Amaudruz Céline · Nationalrat · Genf · Fraktion der Schweizerischen Volkspartei · 2013-03-18

Wortprotokoll

Cette initiative parlementaire propose d'instaurer un frein à la progression de la quote-part de l'Etat. Cette dernière est un indicateur important pour mesurer l'emprise de l'Etat sur un pays. Cette initiative devrait permettre de limiter la quote-part de l'Etat, qui a augmenté année après année et tout particulièrement dans les années 1990. En limitant ladite quote-part, on renforcerait l'indépendance financière de la Suisse et on restreindrait l'influence des pouvoirs publics sur l'économie.

Le frein à la progression de la quote-part de l'Etat serait tout aussi efficace que le frein à l'endettement. Cet instrument fédéral central de la politique financière a permis de consolider le budget de la Confédération. Transparent, contraignant, mais néanmoins flexible, le frein à l'endettement possède toutes les caractéristiques décisives pour assurer une politique budgétaire fondée sur des règles. A l'étranger, il est pris comme exemple.
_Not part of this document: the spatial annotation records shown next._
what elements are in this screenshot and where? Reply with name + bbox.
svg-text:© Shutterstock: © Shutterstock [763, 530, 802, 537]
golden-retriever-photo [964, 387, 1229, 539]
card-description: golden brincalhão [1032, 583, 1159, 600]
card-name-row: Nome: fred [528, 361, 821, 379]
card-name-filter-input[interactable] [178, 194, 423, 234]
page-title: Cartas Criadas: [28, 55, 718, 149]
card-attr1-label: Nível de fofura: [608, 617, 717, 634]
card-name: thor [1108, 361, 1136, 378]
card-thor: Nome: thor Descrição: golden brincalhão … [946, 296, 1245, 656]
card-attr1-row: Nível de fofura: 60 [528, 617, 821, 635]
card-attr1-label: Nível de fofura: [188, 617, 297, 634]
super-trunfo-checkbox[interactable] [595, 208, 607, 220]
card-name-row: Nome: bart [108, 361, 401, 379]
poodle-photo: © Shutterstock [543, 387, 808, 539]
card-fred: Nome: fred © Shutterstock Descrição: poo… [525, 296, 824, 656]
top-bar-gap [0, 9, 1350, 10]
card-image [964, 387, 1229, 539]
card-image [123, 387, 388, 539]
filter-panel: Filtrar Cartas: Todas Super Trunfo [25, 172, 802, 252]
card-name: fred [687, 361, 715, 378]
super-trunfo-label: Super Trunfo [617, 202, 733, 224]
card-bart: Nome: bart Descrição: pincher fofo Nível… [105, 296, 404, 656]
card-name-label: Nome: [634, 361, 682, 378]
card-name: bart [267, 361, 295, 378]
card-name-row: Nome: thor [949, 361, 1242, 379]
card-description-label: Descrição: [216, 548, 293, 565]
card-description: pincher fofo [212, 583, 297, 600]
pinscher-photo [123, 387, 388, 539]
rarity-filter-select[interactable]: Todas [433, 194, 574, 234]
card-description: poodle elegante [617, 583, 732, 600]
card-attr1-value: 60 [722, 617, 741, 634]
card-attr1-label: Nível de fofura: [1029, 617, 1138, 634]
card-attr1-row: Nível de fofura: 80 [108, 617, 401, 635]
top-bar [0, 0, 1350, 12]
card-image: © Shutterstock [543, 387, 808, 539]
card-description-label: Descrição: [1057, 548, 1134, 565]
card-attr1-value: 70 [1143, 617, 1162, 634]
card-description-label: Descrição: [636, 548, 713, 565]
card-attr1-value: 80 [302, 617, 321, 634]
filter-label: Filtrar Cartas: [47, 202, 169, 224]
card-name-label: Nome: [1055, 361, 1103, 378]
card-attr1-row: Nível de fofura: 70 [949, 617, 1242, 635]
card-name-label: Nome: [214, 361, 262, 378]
Parce qu'un frein à la croissance de la quote-part de l'Etat compléterait idéalement cet instrument, le groupe UDC considère qu'il est nécessaire de légiférer.

En matière de gestion financière, on disposerait ainsi d'un instrument très utile pour juger de l'autonomie financière du pays par rapport aux pays voisins qui, dans la crise actuelle, luttent, ne peuvent plus s'en sortir et dépendent des autres. [PAGE 354]

L'importance, ou plutôt la nécessité, de s'assurer que notre pays ne s'endette pas plus, est réalisée par le frein à l'endettement. La nécessité de s'assurer de l'autonomie financière de notre pays serait ainsi réalisée par le frein à la progression de la quote-part de l'Etat. Celle-ci est le rapport entre les dépenses totales des pouvoirs publics et le produit intérieur brut.

La modification proposée de l'article 126 alinéa 2 de la Constitution fédérale ne vise que la quote-part de la Confédération. Celle-ci ne serait pas autorisée à répercuter ses charges sur les cantons et les communes. Au lieu de prendre en compte les dépenses, on pourrait se fonder sur les recettes pour le calcul de la quote-part de l'Etat et se référer au produit national brut au lieu du produit intérieur brut.

La quote-part de l'Etat est un bon indicateur pour se rendre compte de l'influence des pouvoirs publics ainsi que de la charge fiscale globale sur les contribuables. On constate qu'en Suisse, cette quote-part a considérablement augmenté ces trente dernières années, d'où la nécessité d'instituer un frein à sa croissance pour limiter l'emprise administrative sur l'économie. En chiffres, en 2010, selon l'Office fédéral de la statistique, la quote-part de l'Etat s'élevait à 34,5 pour cent et était composée de la manière suivante: 10,8 pour cent à la Confédération, 13,8 aux cantons, 7,9 aux communes et 10 pour cent aux assurances sociales.

Beaucoup d'entre vous considèrent que la quote-part de l'Etat est peu élevée. Or, gouverner, c'est prévoir. Il convient donc d'agir pour éviter que les prochaines années, cette quote-part augmente encore.

Au nom de la minorité, je vous demande de donner suite à cette initiative parlementaire.